За ними, в сизой дымке, едва различимы многочисленные фабрики и заводы Стальной Хватки. Еще дальше находилась Закрытая земля с фабрикой по производству мотории, но из-за заводского смога ее не видно.
Меня отвлек детский смех. Высокая статная дама в прямом серебристом платье, маленькой шляпке с воздушной вуалью, в дорожных перчатках, уже не молодая, но все еще очень привлекательная, вежливо улыбнулась мне, и я почувствовал в ее улыбке искренность. Встал со стула, легко поклонился, приветствуя леди.
Она подвела к стеклу двух мальчишек лет восьми в костюмчиках моряков, с бескозырками на светлых волосах. Дети стали с восторгом разглядывать окрестности.

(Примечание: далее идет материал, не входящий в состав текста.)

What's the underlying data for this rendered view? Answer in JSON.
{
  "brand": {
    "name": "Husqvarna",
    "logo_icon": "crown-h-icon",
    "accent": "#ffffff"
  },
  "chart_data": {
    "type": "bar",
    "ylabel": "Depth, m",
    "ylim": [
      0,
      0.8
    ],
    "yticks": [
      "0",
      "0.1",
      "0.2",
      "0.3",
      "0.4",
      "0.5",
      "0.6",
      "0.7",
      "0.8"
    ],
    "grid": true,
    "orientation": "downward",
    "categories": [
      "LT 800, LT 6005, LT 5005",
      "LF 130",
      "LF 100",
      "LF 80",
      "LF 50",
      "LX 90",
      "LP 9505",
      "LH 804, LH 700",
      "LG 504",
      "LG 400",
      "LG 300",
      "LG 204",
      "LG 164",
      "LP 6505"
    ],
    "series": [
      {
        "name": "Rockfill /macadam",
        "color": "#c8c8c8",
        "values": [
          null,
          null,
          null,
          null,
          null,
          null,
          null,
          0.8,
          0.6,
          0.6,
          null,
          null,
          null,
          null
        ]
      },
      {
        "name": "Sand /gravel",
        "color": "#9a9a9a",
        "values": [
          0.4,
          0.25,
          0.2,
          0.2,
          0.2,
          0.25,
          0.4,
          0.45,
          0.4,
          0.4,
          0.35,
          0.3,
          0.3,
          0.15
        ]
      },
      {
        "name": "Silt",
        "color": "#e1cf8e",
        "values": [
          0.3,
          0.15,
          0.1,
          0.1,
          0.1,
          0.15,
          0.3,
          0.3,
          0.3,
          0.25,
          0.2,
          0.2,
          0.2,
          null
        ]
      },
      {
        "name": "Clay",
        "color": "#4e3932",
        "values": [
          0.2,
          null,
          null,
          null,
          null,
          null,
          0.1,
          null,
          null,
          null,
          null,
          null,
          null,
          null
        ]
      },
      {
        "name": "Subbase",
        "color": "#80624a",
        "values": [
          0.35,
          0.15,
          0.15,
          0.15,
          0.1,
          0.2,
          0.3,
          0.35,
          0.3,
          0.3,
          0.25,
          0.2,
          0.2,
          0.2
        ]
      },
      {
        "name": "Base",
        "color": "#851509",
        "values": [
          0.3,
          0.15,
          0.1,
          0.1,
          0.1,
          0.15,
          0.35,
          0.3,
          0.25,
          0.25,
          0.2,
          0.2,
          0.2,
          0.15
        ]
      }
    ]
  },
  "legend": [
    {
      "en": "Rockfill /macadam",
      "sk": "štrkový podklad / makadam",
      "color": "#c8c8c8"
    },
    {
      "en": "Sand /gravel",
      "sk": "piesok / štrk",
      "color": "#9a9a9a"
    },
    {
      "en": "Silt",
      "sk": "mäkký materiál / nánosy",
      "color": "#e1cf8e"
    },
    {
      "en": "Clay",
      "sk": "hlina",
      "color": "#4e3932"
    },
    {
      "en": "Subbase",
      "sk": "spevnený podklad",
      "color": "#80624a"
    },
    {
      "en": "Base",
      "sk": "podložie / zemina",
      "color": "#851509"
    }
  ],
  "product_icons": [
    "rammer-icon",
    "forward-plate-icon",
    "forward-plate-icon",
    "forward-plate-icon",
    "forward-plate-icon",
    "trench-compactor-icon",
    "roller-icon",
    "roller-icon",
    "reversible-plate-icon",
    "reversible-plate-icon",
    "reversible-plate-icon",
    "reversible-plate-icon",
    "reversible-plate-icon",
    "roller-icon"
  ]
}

А посмотреть было на что. Выходя через Рукав Матрэ, чадя двумя трубами, неуклюже полз бронепалубный крейсер старой модели. Мы прошли прямо над ним, а затем над тяжелыми орудийными башнями форта береговой обороны. Город на Садах Маджоре подступил к нему вплотную, поднялся крышами прямо под терракотовые крепостные стены, тесня их, желая скинуть в море.

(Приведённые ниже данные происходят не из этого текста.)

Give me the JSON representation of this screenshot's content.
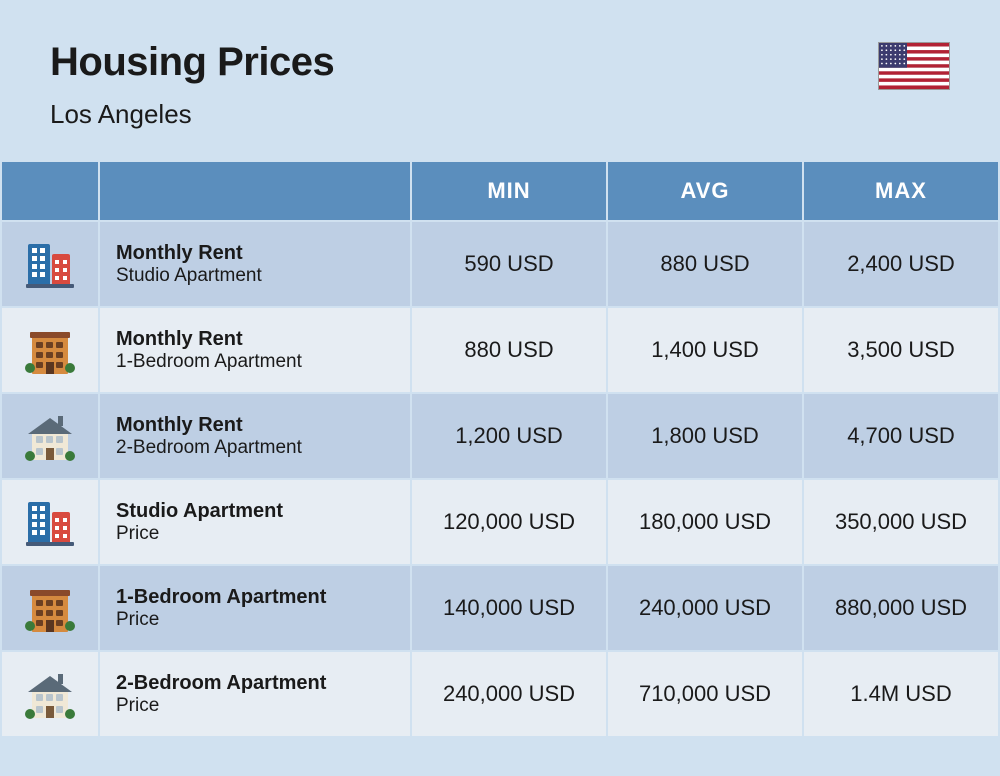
{
  "header": {
    "title": "Housing Prices",
    "subtitle": "Los Angeles"
  },
  "flag": {
    "country": "United States",
    "stripes": [
      "#b22234",
      "#ffffff",
      "#b22234",
      "#ffffff",
      "#b22234",
      "#ffffff",
      "#b22234",
      "#ffffff",
      "#b22234",
      "#ffffff",
      "#b22234",
      "#ffffff",
      "#b22234"
    ],
    "canton": "#3c3b6e",
    "star": "#ffffff"
  },
  "columns": {
    "min": "MIN",
    "avg": "AVG",
    "max": "MAX"
  },
  "colors": {
    "page_bg": "#d0e1f0",
    "header_bg": "#5b8ebd",
    "header_text": "#ffffff",
    "row_a_bg": "#becfe4",
    "row_b_bg": "#e7edf3",
    "text": "#1a1a1a",
    "title_fontsize": 40,
    "subtitle_fontsize": 26,
    "col_header_fontsize": 22,
    "cell_fontsize": 22,
    "label_title_fontsize": 20,
    "label_sub_fontsize": 19
  },
  "icons": {
    "buildings": {
      "blue": "#2b6ea8",
      "red": "#d84a3f",
      "window": "#ffffff",
      "base": "#455a78"
    },
    "orange_apt": {
      "wall": "#d58a3f",
      "window": "#6b3f22",
      "roof": "#8a4a2a",
      "door": "#5a3620",
      "bush": "#3a7a3a"
    },
    "house": {
      "roof": "#5a6a78",
      "wall": "#f0e8d6",
      "window": "#b8c4cc",
      "door": "#7a5a3a",
      "bush": "#3a7a3a",
      "chimney": "#5a6a78"
    }
  },
  "rows": [
    {
      "icon": "buildings",
      "title": "Monthly Rent",
      "sub": "Studio Apartment",
      "min": "590 USD",
      "avg": "880 USD",
      "max": "2,400 USD"
    },
    {
      "icon": "orange_apt",
      "title": "Monthly Rent",
      "sub": "1-Bedroom Apartment",
      "min": "880 USD",
      "avg": "1,400 USD",
      "max": "3,500 USD"
    },
    {
      "icon": "house",
      "title": "Monthly Rent",
      "sub": "2-Bedroom Apartment",
      "min": "1,200 USD",
      "avg": "1,800 USD",
      "max": "4,700 USD"
    },
    {
      "icon": "buildings",
      "title": "Studio Apartment",
      "sub": "Price",
      "min": "120,000 USD",
      "avg": "180,000 USD",
      "max": "350,000 USD"
    },
    {
      "icon": "orange_apt",
      "title": "1-Bedroom Apartment",
      "sub": "Price",
      "min": "140,000 USD",
      "avg": "240,000 USD",
      "max": "880,000 USD"
    },
    {
      "icon": "house",
      "title": "2-Bedroom Apartment",
      "sub": "Price",
      "min": "240,000 USD",
      "avg": "710,000 USD",
      "max": "1.4M USD"
    }
  ]
}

Акватория внешних островов была забита кораблями. Все они стояли на тихой воде, за Камнем, ожидая своей очереди на прохождение Рукава.
Дирижабль неуклюже начал разворачиваться, повернув нос к проливу Дукса, и звук двигателей изменился, мы пошли еще медленнее.
Солнечные лучи до самого дна пронзали толщу ярко-зеленой воды, наполовину пресной, наполовину морской. И благодаря им возле Обелиска был виден лежащий на дне левиафан – искирский линейный корабль, уничтоженный при освобождении Риерты. Он во время боя ушел с фарватеpa, оказавшись рядом с мелью, и, так как здесь не мешал судоходству, мало кого интересовал – его не стали поднимать, и теперь над водой торчал лишь топ мачты, который облюбовали местные чайки.
Теперь мы шли вдоль пролива Дукса. Он весь был заполнен лодками, катерами, гондолами и маленькими колесными пароходами. Я любовался Академией, одним из самых красивых районов Риерты. Чистота, уют, прямые светлые улицы, розовые дома, синие крыши, каштановые парки, вишневые сады, алебастровые арочные мосты – диаметральная противоположность Старой Академии, заброшенной территории, которую теперь превратили в цирк уродов.
Точнее, в логово.
Сейчас острова, на котором оно находилось, видно не было, мы снизились, и Старая Академия, а также самый большой мост в мире – Железный гигант – оказались скрыты за башнями древних колоколен и шпилями зданий.
О Старой Академии ходит много слухов, наши газетчики обожают писать, что там творится. Чуть ли не еженедельно обязательно появляется какая-нибудь заметка о том, как благородную прекрасную леди-путешественницу, отправившуюся туда, сожрало чудовище, похожее на гориллу, а ее молодой человек застрелился от горя. Ну или еще какую-нибудь чушь. Как раз для того, чтобы обсудить ее за пятичасовым чаем вместе со своими знакомыми.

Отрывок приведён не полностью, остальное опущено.